If once in office that behavior was cast aside in favor of hard work and thoughtful policy making, one could simply write off the former problem as one stemming from dealing with a poorly informed, poorly educated, too busy, or too lazy electorate. Society could be assured of hard working representatives whose goal would be to make society as well off as possible. Unfortunately, politicians never stop running and appear to have rewritten their job description to read that the only objective of the Representative is to be re-elected.

What that means for economic policy, is that politicians latch on to phrases and “uber” statements that often have no merit or are employed completely out of context. Serious policy making is reduced to catch lines and grandstanding before the omnipresent press. In the United States the country has become so divided that grid lock and ill will has spread throughout Congress and the State legislatures and into the public domain.

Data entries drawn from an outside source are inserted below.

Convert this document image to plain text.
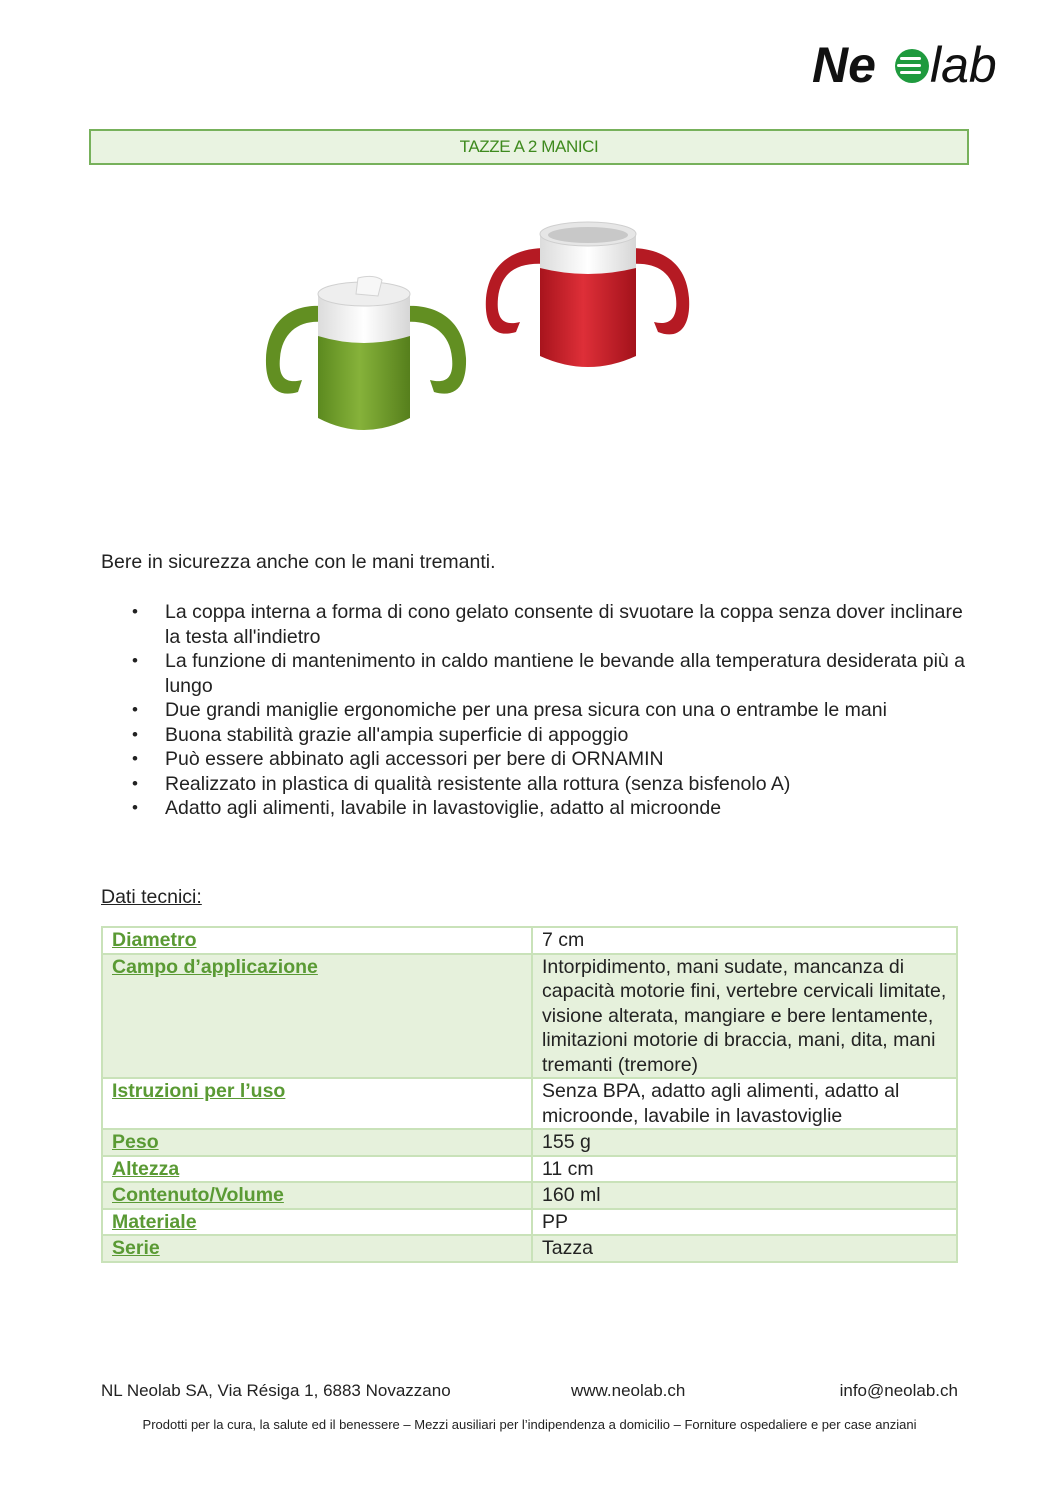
Ne lab
TAZZE A 2 MANICI
Bere in sicurezza anche con le mani tremanti.
• La coppa interna a forma di cono gelato consente di svuotare la coppa senza dover inclinare la testa all'indietro
• La funzione di mantenimento in caldo mantiene le bevande alla temperatura desiderata più a lungo
• Due grandi maniglie ergonomiche per una presa sicura con una o entrambe le mani
• Buona stabilità grazie all'ampia superficie di appoggio
• Può essere abbinato agli accessori per bere di ORNAMIN
• Realizzato in plastica di qualità resistente alla rottura (senza bisfenolo A)
• Adatto agli alimenti, lavabile in lavastoviglie, adatto al microonde
Dati tecnici:
Diametro	7 cm
Campo d’applicazione	Intorpidimento, mani sudate, mancanza di capacità motorie fini, vertebre cervicali limitate, visione alterata, mangiare e bere lentamente, limitazioni motorie di braccia, mani, dita, mani tremanti (tremore)
Istruzioni per l’uso	Senza BPA, adatto agli alimenti, adatto al microonde, lavabile in lavastoviglie
Peso	155 g
Altezza	11 cm
Contenuto/Volume	160 ml
Materiale	PP
Serie	Tazza
NL Neolab SA, Via Résiga 1, 6883 Novazzano	www.neolab.ch	info@neolab.ch
Prodotti per la cura, la salute ed il benessere – Mezzi ausiliari per l’indipendenza a domicilio – Forniture ospedaliere e per case anziani
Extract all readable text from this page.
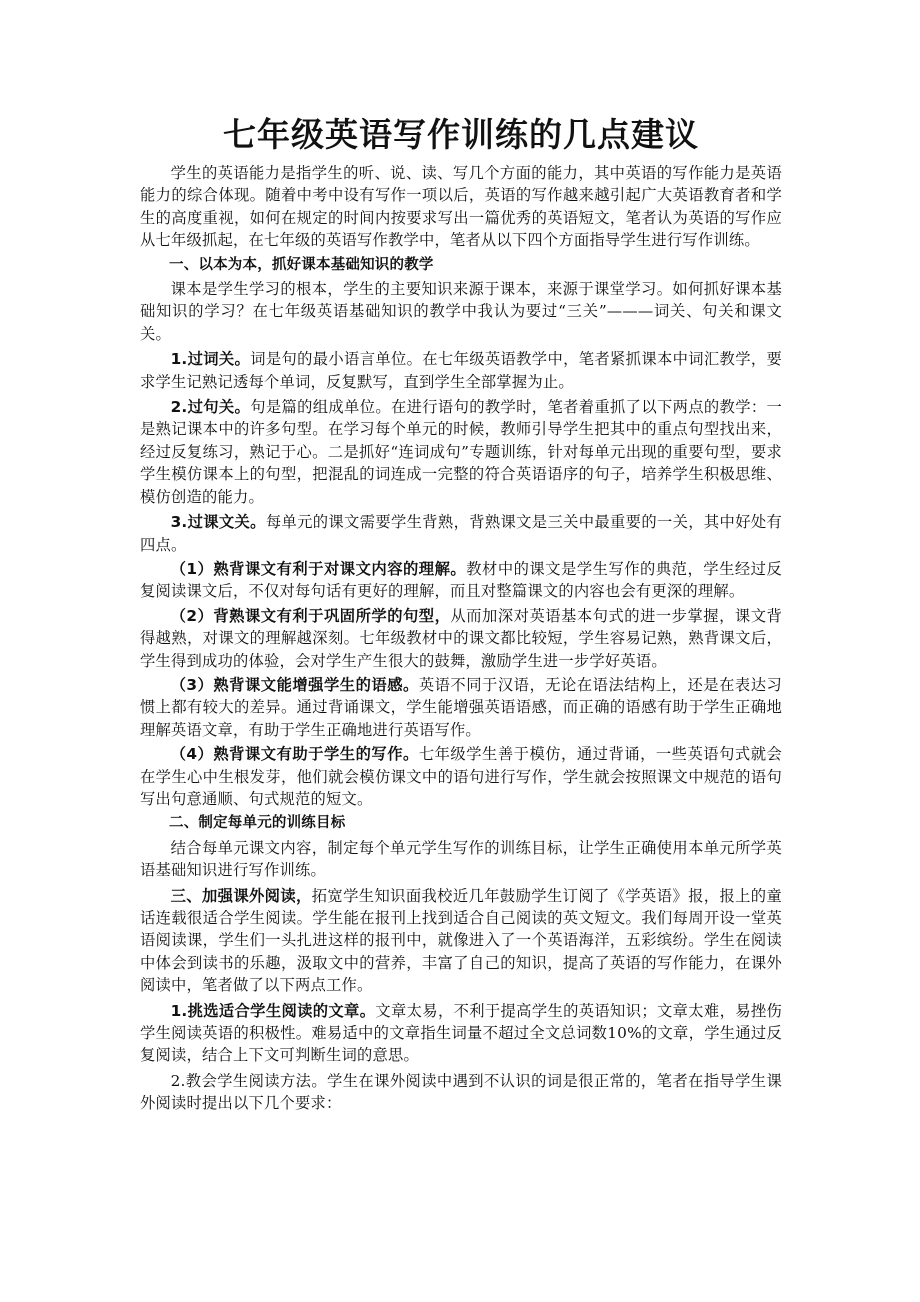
七年级英语写作训练的几点建议

学生的英语能力是指学生的听、说、读、写几个方面的能力，其中英语的写作能力是英语能力的综合体现。随着中考中设有写作一项以后，英语的写作越来越引起广大英语教育者和学生的高度重视，如何在规定的时间内按要求写出一篇优秀的英语短文，笔者认为英语的写作应从七年级抓起，在七年级的英语写作教学中，笔者从以下四个方面指导学生进行写作训练。

一、以本为本，抓好课本基础知识的教学

课本是学生学习的根本，学生的主要知识来源于课本，来源于课堂学习。如何抓好课本基础知识的学习？在七年级英语基础知识的教学中我认为要过“三关”———词关、句关和课文关。

1.过词关。词是句的最小语言单位。在七年级英语教学中，笔者紧抓课本中词汇教学，要求学生记熟记透每个单词，反复默写，直到学生全部掌握为止。

2.过句关。句是篇的组成单位。在进行语句的教学时，笔者着重抓了以下两点的教学：一是熟记课本中的许多句型。在学习每个单元的时候，教师引导学生把其中的重点句型找出来，经过反复练习，熟记于心。二是抓好“连词成句”专题训练，针对每单元出现的重要句型，要求学生模仿课本上的句型，把混乱的词连成一完整的符合英语语序的句子，培养学生积极思维、模仿创造的能力。

3.过课文关。每单元的课文需要学生背熟，背熟课文是三关中最重要的一关，其中好处有四点。

（1）熟背课文有利于对课文内容的理解。教材中的课文是学生写作的典范，学生经过反复阅读课文后，不仅对每句话有更好的理解，而且对整篇课文的内容也会有更深的理解。

（2）背熟课文有利于巩固所学的句型，从而加深对英语基本句式的进一步掌握，课文背得越熟，对课文的理解越深刻。七年级教材中的课文都比较短，学生容易记熟，熟背课文后，学生得到成功的体验，会对学生产生很大的鼓舞，激励学生进一步学好英语。

（3）熟背课文能增强学生的语感。英语不同于汉语，无论在语法结构上，还是在表达习惯上都有较大的差异。通过背诵课文，学生能增强英语语感，而正确的语感有助于学生正确地理解英语文章，有助于学生正确地进行英语写作。

（4）熟背课文有助于学生的写作。七年级学生善于模仿，通过背诵，一些英语句式就会在学生心中生根发芽，他们就会模仿课文中的语句进行写作，学生就会按照课文中规范的语句写出句意通顺、句式规范的短文。

二、制定每单元的训练目标

结合每单元课文内容，制定每个单元学生写作的训练目标，让学生正确使用本单元所学英语基础知识进行写作训练。

三、加强课外阅读，拓宽学生知识面我校近几年鼓励学生订阅了《学英语》报，报上的童话连载很适合学生阅读。学生能在报刊上找到适合自己阅读的英文短文。我们每周开设一堂英语阅读课，学生们一头扎进这样的报刊中，就像进入了一个英语海洋，五彩缤纷。学生在阅读中体会到读书的乐趣，汲取文中的营养，丰富了自己的知识，提高了英语的写作能力，在课外阅读中，笔者做了以下两点工作。

1.挑选适合学生阅读的文章。文章太易，不利于提高学生的英语知识；文章太难，易挫伤学生阅读英语的积极性。难易适中的文章指生词量不超过全文总词数10%的文章，学生通过反复阅读，结合上下文可判断生词的意思。

2.教会学生阅读方法。学生在课外阅读中遇到不认识的词是很正常的，笔者在指导学生课外阅读时提出以下几个要求：
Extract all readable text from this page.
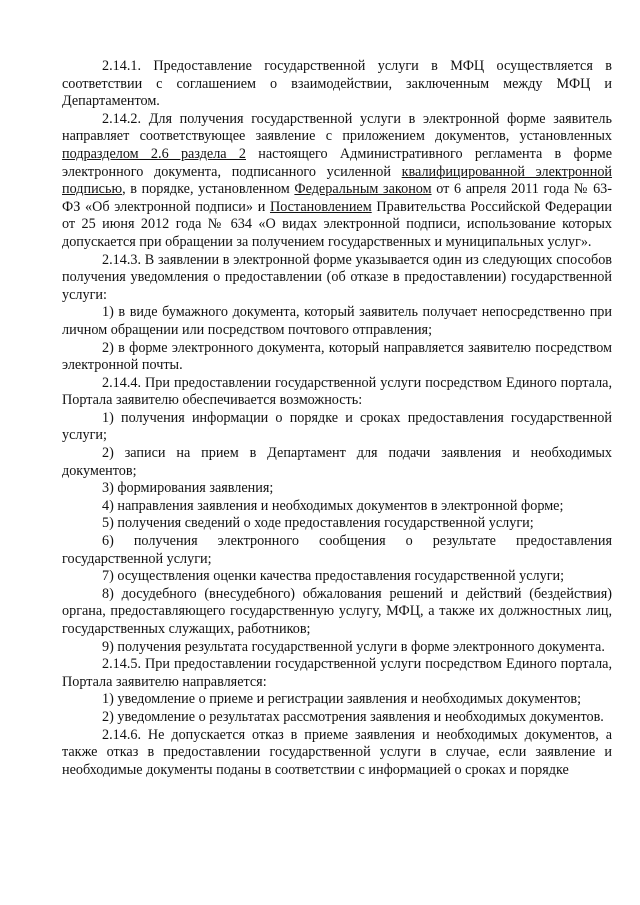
2.14.1. Предоставление государственной услуги в МФЦ осуществляется в соответствии с соглашением о взаимодействии, заключенным между МФЦ и Департаментом.

2.14.2. Для получения государственной услуги в электронной форме заявитель направляет соответствующее заявление с приложением документов, установленных подразделом 2.6 раздела 2 настоящего Административного регламента в форме электронного документа, подписанного усиленной квалифицированной электронной подписью, в порядке, установленном Федеральным законом от 6 апреля 2011 года № 63-ФЗ «Об электронной подписи» и Постановлением Правительства Российской Федерации от 25 июня 2012 года № 634 «О видах электронной подписи, использование которых допускается при обращении за получением государственных и муниципальных услуг».

2.14.3. В заявлении в электронной форме указывается один из следующих способов получения уведомления о предоставлении (об отказе в предоставлении) государственной услуги:

1) в виде бумажного документа, который заявитель получает непосредственно при личном обращении или посредством почтового отправления;

2) в форме электронного документа, который направляется заявителю посредством электронной почты.

2.14.4. При предоставлении государственной услуги посредством Единого портала, Портала заявителю обеспечивается возможность:

1) получения информации о порядке и сроках предоставления государственной услуги;

2) записи на прием в Департамент для подачи заявления и необходимых документов;

3) формирования заявления;

4) направления заявления и необходимых документов в электронной форме;

5) получения сведений о ходе предоставления государственной услуги;

6) получения электронного сообщения о результате предоставления государственной услуги;

7) осуществления оценки качества предоставления государственной услуги;

8) досудебного (внесудебного) обжалования решений и действий (бездействия) органа, предоставляющего государственную услугу, МФЦ, а также их должностных лиц, государственных служащих, работников;

9) получения результата государственной услуги в форме электронного документа.

2.14.5. При предоставлении государственной услуги посредством Единого портала, Портала заявителю направляется:

1) уведомление о приеме и регистрации заявления и необходимых документов;

2) уведомление о результатах рассмотрения заявления и необходимых документов.

2.14.6. Не допускается отказ в приеме заявления и необходимых документов, а также отказ в предоставлении государственной услуги в случае, если заявление и необходимые документы поданы в соответствии с информацией о сроках и порядке
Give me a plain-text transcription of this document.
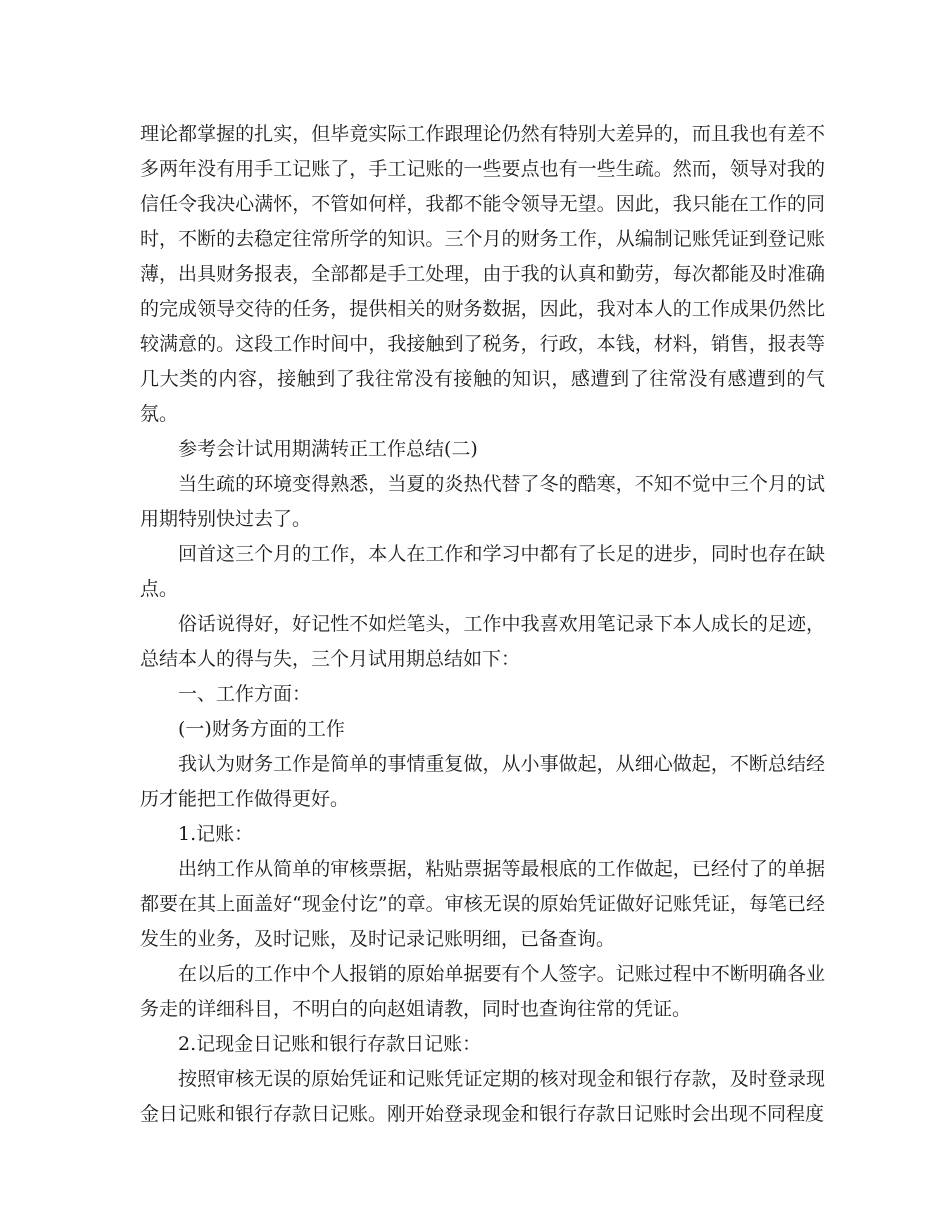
理论都掌握的扎实，但毕竟实际工作跟理论仍然有特别大差异的，而且我也有差不多两年没有用手工记账了，手工记账的一些要点也有一些生疏。然而，领导对我的信任令我决心满怀，不管如何样，我都不能令领导无望。因此，我只能在工作的同时，不断的去稳定往常所学的知识。三个月的财务工作，从编制记账凭证到登记账薄，出具财务报表，全部都是手工处理，由于我的认真和勤劳，每次都能及时准确的完成领导交待的任务，提供相关的财务数据，因此，我对本人的工作成果仍然比较满意的。这段工作时间中，我接触到了税务，行政，本钱，材料，销售，报表等几大类的内容，接触到了我往常没有接触的知识，感遭到了往常没有感遭到的气氛。

参考会计试用期满转正工作总结(二)

当生疏的环境变得熟悉，当夏的炎热代替了冬的酷寒，不知不觉中三个月的试用期特别快过去了。

回首这三个月的工作，本人在工作和学习中都有了长足的进步，同时也存在缺点。

俗话说得好，好记性不如烂笔头，工作中我喜欢用笔记录下本人成长的足迹，总结本人的得与失，三个月试用期总结如下：

一、工作方面：

(一)财务方面的工作

我认为财务工作是简单的事情重复做，从小事做起，从细心做起，不断总结经历才能把工作做得更好。

1.记账：

出纳工作从简单的审核票据，粘贴票据等最根底的工作做起，已经付了的单据都要在其上面盖好“现金付讫”的章。审核无误的原始凭证做好记账凭证，每笔已经发生的业务，及时记账，及时记录记账明细，已备查询。

在以后的工作中个人报销的原始单据要有个人签字。记账过程中不断明确各业务走的详细科目，不明白的向赵姐请教，同时也查询往常的凭证。

2.记现金日记账和银行存款日记账：

按照审核无误的原始凭证和记账凭证定期的核对现金和银行存款，及时登录现金日记账和银行存款日记账。刚开始登录现金和银行存款日记账时会出现不同程度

The adage that stood for wisdom in the past was that politics is the art of compromise. One got the idea that politicians in the end had the best interest of the country at heart and that they could pull together to do the imperfect but right thing. One gets no such impression anymore.

The world is facing an economic crisis. It is time for politicians in democratic nations to “mature it up”. Forget about the electorate whose inappropriate grasp of economic reality you have cultivated. Get busy fixing the problem. Make progress by creating expenditure and tax incentive policies that will spur on the industries of the future and draw risk capital back into the market place. Contrary to the misinformed rhetoric, there is no burden on future Americans from running large deficits, even if foreign citizens hold that debt, as long as the economy grows overtime faster than does the debt. So spend and tax incentivize wisely. That should be one of your most important goals.